Co-directed by Fanny Liatard and Jeremy Trouilh with a magical-realist accent on the cross-cultural makeup of the Paris underclasses, Gagarine casts a wistful spell that should be much appreciated by international cinephiles (and, potentially, French-language class attendees).
Gagarine Towers is an aging Paris government-subsidized housing project, named in honor of pioneering cosmonaut Yuri Gagarin. In the 21st century, however, the place is in danger of being torn down by socialism's new generation of faceless bureaucrats. Young Yuri (Alseni Bathiliy), of French-African descent, is a lifelong resident of the 365-apartment block and loves its multi-cultural community of all ages and nations. Space-minded, he coordinates a mass eclipse-viewing for the neighborhood. Yuri and cohorts even undertake potentially dangerous DIY repairs of Gagarine's infrastructure to rescue the building from demolition orders but in vain.

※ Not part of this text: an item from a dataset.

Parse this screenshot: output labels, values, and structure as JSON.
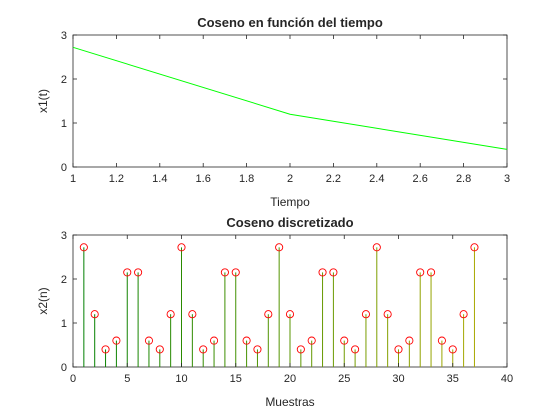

As tenants are forced out, some like Yuri (whose mother abandoned him to pursue her love affair with a new man) have no place to relocate. Yuri, inspired by Russian space-station projects, stays alone on the seventh floor, rigging suites with his own hydroponics gardens, plumbing, and electronics (meanwhile the engineers preparing the place for destruction come to resemble astronauts themselves, in their HAZMAT suits). Only a few close friends know Yuri is still living in the building, as zero hour approaches.
The feature was inspired by a 2015 nonfiction short subject by the same filmmakers about the demise of a similar Paris housing project, although this re-imagining of the material takes viewers into the more exotic territory wherein one is unsure whether what we are seeing is literal or Yuri's hopeful fantasies—a limitless cosmos disguising his disenfranchised status in a doomed settlement, one christened after a hero of the Soviet peoples' utopia promised by the long-gone USSR.
Gagarine is one of a handful of European features that mix melodrama with ruminations on public architecture and the meaning of community (films by Mike Newel such as Stormy Monday and Close My Eyes by Stephen Poliakoff also being prominent in the space-force fleet). It deserves to find a recommended launch pad on international cinema library shelves in public libraries.